Defendant relies on Widhelm v. Wal-Mart Stores, Inc., 162 F.R.D. 591 (D.Neb.1995), to support a contrary conclusion. In that case, the court refused to permit treating physicians to testify about plaintiffs permanent disability rating or the causation of injuries. To the extent that this case is inconsistent with the analysis and cases cited above, this court refuses to follow it.

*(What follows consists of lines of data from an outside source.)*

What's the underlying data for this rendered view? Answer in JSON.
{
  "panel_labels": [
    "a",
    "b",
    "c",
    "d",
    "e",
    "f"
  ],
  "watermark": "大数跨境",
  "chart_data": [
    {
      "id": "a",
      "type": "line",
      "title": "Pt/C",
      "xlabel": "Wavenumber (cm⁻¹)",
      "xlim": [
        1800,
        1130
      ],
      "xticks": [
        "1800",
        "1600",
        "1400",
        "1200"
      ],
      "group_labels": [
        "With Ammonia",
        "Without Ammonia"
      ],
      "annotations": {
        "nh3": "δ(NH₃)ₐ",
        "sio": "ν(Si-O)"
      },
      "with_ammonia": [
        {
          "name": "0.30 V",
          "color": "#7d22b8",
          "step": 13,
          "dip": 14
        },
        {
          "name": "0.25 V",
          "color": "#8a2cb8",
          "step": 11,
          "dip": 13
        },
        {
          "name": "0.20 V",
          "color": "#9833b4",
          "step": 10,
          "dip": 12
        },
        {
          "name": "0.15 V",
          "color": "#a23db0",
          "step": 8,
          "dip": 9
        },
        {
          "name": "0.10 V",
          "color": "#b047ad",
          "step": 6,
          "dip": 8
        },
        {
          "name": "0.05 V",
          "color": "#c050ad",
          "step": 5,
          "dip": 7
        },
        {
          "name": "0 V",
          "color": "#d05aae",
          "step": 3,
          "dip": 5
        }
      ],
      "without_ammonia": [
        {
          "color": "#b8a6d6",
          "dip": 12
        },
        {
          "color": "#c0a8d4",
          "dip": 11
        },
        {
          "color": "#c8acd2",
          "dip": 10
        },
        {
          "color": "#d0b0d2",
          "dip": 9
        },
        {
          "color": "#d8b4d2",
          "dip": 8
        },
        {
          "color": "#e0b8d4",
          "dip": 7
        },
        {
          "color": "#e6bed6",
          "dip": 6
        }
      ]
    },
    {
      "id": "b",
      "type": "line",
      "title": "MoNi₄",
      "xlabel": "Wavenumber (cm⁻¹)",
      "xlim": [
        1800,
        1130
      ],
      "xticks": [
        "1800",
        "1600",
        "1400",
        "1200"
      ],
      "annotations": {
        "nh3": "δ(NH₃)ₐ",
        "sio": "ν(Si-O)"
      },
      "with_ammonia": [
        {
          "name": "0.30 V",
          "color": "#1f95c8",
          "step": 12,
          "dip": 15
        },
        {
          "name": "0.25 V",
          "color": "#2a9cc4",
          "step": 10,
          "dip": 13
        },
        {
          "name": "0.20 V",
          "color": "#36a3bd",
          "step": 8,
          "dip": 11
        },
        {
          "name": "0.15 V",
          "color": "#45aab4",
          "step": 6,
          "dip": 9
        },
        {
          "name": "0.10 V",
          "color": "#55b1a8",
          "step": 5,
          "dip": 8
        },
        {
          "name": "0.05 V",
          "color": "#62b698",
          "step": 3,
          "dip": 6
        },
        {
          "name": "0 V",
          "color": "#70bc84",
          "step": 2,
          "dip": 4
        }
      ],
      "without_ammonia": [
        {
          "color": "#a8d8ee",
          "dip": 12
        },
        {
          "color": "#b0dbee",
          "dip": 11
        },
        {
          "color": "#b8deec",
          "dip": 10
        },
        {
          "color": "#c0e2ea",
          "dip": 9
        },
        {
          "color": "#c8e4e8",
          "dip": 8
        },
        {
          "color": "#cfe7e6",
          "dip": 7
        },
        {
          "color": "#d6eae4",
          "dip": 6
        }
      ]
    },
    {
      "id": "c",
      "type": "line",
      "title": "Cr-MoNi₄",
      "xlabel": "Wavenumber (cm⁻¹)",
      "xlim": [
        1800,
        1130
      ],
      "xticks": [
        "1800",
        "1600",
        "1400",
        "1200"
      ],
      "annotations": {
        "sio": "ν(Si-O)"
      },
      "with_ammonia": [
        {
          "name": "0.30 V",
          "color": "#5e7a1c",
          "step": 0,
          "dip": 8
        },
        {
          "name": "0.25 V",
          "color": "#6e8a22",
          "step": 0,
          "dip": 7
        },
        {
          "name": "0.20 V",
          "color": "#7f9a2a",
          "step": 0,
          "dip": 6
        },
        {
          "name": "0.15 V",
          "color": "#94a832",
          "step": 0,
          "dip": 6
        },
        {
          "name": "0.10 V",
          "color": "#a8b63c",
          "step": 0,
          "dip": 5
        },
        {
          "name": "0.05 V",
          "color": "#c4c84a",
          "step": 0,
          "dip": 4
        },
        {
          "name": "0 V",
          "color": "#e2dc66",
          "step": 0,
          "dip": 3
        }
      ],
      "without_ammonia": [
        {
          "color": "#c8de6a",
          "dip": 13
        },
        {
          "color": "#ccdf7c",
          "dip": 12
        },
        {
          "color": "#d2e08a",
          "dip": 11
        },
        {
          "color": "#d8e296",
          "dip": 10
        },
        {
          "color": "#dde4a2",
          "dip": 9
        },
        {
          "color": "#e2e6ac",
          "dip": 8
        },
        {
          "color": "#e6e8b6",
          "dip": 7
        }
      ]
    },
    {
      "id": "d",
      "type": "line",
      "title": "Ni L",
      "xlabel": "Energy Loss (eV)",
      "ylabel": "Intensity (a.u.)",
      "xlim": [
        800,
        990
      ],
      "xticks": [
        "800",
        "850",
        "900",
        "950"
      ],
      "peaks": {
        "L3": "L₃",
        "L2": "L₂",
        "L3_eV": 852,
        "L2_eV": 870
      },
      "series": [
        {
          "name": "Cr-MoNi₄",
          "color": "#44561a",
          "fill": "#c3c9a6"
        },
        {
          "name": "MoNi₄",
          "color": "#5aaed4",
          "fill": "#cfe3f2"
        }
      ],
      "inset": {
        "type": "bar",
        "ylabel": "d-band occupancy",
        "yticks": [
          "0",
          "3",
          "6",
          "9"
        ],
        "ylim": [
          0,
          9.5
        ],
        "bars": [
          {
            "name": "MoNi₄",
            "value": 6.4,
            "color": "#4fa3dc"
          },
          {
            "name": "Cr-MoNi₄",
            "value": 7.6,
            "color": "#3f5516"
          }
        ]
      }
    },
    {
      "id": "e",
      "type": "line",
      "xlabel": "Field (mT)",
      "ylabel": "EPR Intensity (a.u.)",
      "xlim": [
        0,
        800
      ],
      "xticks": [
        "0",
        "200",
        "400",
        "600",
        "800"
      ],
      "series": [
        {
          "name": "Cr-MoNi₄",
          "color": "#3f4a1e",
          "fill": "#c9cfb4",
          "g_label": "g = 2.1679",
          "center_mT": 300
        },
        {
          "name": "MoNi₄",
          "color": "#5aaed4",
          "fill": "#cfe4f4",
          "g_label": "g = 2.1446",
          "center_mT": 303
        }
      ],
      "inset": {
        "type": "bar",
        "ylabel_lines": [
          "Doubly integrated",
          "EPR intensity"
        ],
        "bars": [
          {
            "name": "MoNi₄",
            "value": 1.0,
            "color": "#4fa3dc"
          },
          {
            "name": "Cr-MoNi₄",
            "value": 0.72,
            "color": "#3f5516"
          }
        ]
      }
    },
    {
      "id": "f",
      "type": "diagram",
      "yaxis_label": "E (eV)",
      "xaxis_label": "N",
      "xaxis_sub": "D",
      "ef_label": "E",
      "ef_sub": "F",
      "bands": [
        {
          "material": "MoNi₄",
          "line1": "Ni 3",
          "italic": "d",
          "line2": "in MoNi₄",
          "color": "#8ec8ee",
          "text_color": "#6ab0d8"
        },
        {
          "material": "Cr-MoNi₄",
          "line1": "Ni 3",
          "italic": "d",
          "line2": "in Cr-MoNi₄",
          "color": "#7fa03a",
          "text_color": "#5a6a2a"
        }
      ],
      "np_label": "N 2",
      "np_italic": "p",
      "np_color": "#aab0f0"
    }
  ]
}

In sum, plaintiffs plan to elicit testimony from the treating physicians identified above as to causation does not bring those witnesses within the strict disclosure requirements of Rule 26(a)(2)(B). In addition, defense counsel has been advised of the nature and substance of the witnesses’ opinions on causation, and has also been given the medical records generated by these physicians. The government is free to depose the treating physicians if further discovery is desired.

CONCLUSION

For the foregoing reasons, the government’s motion (Item 13)2 is denied without prejudice.

SO ORDERED.

. In her response, plaintiff identified Drs. Ralph Benedict and Michael L. Raulin as two additional treating physicians expected to be called as trial witnesses. At oral argument on November 2, 1995, plaintiff’s attorney agreed to provide supplemental disclosure with respect to these two witnesses, in accordance with the requirements of Rule 26(a)(2)(B).

. The Clerk’s docket in this case indicates the pendency of several motions filed by the government (Items 11, 13 & 14). As explained in the text of this decision and order, the various discovery issues raised in those motions have been resolved, and with the issuance of this decision and order, all pending motions have been decided.